Following sentences were added into limitation section. Thank you very much.
The inter-study variability in experience of the endoscopists could be also considered a source of heterogeneity. More experienced endoscopists would generally have less trouble managing loops and this would minimize any benefit using the devices.
The sub-group analysis did bring up some potential groups to explore this further in like older and obese patients.
The subgroup analysis was performed in Crockett et al.’s RCT and Toyoshima et al.’s RCT. The cut-of lines of BMI and age were 30 kg/m2 and 60 years old in Crockett et al.’s RCT, and 25 kg/m2 and 45 years old in Toyoshima et al.’s RCT, respectively. Therefore, it was difficult to combine the subgroup analyses. Following sentences were added into limitation section.
Furthermore, subgroup analysis was not combined, because the cut-of lines of body mass index and age varied in different studies.
The other major factor is sedation in these patients. It is mentioned that the sedation was different in 1 study using Propofol, than the others. The amount of sedation may also effect whether an endoscopist would desire to change posture during the procedure. Lastly, intra-procedure postural change is not always a negative outcome. Many endoscopists do colonoscopy with programmed postural changes on insertion, and on withdrawal (for example in doi: 10.1016/j.gie.2015.01.035).
Thank you very much. “Reduced frequency of postural change” was deleted in conclusion section.
Reviewer 2 Report
This is a well performed systematic review on external compression devices in colonoscopy. The results appear to be clearly in favor of the use of compression devices.

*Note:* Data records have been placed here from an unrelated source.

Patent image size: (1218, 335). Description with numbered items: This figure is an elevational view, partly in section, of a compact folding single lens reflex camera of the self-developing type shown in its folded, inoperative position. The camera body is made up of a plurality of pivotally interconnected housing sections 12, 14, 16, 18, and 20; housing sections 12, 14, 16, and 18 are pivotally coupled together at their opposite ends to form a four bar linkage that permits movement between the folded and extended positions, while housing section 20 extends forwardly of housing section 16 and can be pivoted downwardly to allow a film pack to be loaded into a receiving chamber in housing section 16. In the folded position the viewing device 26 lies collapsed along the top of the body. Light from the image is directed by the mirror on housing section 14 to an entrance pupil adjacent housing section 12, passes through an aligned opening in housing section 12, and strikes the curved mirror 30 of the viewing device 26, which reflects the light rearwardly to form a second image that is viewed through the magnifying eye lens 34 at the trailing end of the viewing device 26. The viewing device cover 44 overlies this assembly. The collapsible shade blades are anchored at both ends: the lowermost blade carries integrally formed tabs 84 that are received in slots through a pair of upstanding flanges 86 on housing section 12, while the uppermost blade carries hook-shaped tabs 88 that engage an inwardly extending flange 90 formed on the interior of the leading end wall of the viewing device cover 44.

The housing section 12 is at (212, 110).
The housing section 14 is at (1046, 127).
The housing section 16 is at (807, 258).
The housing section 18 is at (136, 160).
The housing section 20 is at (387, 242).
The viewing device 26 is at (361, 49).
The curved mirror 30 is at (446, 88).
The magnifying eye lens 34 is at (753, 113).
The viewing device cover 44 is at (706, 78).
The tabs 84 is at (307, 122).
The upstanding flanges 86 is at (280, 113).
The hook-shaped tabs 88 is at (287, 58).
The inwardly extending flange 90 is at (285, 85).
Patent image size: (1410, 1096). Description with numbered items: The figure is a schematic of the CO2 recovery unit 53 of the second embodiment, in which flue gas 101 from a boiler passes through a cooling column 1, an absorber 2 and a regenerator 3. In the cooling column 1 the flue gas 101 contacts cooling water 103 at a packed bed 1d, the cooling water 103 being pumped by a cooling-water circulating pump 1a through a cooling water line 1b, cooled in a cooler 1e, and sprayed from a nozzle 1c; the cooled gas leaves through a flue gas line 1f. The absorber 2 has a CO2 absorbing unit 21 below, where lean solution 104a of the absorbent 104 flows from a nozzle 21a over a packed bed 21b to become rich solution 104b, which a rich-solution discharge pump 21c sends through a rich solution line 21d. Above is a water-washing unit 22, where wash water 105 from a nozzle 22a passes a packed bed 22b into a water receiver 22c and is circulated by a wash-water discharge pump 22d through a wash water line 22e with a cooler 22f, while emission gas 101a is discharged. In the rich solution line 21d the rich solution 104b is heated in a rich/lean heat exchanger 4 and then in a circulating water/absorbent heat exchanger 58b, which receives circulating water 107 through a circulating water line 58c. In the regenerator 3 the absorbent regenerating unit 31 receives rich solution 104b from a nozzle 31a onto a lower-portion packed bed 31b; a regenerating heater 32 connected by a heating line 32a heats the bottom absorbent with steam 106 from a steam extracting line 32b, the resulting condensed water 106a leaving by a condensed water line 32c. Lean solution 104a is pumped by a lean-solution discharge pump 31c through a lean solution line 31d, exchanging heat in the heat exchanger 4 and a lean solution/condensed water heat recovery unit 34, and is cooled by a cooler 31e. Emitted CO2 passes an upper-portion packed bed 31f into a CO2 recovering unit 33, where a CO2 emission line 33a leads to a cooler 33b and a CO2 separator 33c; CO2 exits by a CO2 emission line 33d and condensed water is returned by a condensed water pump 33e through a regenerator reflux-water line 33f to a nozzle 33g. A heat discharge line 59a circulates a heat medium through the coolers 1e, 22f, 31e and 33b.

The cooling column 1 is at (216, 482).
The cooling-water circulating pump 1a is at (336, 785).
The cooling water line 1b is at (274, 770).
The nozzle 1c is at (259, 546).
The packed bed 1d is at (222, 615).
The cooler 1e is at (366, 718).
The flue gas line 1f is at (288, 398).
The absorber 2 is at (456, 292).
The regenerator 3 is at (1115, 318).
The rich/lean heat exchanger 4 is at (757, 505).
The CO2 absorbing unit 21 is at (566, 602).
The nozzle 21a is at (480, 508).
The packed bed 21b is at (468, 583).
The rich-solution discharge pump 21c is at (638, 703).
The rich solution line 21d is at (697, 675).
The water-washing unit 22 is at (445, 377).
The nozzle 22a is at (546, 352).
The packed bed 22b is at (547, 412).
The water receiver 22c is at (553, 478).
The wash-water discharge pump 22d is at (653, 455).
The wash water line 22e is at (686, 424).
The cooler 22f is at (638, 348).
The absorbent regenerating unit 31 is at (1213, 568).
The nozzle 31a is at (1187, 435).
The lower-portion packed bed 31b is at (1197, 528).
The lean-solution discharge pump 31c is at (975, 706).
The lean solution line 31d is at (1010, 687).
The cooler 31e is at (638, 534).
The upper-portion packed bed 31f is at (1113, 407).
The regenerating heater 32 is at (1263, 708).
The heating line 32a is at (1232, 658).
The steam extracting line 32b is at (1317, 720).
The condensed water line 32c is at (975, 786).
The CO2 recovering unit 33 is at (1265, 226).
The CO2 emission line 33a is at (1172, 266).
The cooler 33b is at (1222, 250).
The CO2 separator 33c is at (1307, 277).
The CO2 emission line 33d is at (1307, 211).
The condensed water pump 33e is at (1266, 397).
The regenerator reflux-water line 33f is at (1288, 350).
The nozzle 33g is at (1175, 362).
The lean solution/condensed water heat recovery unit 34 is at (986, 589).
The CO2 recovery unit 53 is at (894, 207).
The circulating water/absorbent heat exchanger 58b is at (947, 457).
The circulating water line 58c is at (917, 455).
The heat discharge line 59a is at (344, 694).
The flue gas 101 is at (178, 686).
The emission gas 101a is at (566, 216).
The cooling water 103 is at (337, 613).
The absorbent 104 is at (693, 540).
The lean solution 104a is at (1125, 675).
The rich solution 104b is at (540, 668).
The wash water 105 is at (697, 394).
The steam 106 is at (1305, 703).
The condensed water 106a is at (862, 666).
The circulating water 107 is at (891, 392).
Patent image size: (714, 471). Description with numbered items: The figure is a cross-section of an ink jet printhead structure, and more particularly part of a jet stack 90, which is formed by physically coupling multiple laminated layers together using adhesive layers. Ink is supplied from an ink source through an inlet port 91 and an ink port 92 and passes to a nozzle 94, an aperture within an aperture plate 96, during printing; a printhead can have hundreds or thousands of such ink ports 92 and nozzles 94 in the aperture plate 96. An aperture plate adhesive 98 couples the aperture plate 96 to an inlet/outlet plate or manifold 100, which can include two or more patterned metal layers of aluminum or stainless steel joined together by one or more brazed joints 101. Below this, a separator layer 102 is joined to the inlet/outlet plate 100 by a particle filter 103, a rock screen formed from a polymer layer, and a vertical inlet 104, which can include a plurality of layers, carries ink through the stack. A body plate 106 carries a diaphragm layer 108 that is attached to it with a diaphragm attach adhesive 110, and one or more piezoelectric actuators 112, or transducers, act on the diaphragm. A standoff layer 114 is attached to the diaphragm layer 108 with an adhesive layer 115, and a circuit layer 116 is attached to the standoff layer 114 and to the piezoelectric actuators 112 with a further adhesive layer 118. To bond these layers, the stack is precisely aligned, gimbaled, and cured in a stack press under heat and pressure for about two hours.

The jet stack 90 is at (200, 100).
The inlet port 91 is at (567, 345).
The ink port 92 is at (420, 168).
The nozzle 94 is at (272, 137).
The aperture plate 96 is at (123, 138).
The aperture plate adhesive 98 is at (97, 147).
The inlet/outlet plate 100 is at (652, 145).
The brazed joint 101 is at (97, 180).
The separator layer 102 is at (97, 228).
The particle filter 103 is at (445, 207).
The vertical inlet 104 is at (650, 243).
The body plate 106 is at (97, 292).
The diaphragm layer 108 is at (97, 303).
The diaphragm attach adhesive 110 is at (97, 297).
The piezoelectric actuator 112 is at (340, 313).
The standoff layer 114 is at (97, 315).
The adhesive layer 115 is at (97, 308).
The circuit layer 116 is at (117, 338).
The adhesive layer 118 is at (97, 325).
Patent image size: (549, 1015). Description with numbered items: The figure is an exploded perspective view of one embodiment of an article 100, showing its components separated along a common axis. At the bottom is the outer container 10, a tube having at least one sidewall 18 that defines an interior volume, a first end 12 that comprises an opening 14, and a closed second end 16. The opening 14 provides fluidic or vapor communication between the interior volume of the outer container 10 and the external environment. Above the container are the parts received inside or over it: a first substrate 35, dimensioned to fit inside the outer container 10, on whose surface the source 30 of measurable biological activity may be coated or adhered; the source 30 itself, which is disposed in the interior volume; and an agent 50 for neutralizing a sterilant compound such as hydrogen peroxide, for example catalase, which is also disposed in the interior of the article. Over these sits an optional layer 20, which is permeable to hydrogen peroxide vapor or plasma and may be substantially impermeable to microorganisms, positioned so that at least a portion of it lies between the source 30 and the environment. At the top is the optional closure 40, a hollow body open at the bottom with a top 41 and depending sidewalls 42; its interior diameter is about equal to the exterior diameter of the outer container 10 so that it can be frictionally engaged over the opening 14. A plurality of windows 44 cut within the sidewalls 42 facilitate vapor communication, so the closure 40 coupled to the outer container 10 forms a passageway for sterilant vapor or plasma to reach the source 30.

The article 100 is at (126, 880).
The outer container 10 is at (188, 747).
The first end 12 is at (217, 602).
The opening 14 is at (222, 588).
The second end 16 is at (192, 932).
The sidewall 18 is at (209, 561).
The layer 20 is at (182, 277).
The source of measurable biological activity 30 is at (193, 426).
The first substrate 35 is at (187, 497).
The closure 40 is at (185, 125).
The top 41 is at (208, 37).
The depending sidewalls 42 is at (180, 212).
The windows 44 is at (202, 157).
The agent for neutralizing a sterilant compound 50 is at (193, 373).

There is however no mention on the cost of the devices and the cost should be discussed, as this would increase a cost for every procedure. Maybe cost calculations were performed in any of the studies.
This review improves the current literature
Author Response
This is a well performed systematic review on external compression devices in colonoscopy. The results appear to be clearly in favor of the use of compression devices.
There is however no mention on the cost of the devices and the cost should be discussed, as this would increase a cost for every procedure. Maybe cost calculations were performed in any of the studies.
This review improves the current literature.
Although the cost of the devices was not described in three studies, Toyoshima et al. and Toros et al. described the prices the devices. The prices were $16.2 per belt, and $10 per corset, respectively. The belt or corset can be reused. They can also be washed. Therefore, the cost of encircling abdominal compression devices could be quite low. These points were added into the revised manuscript.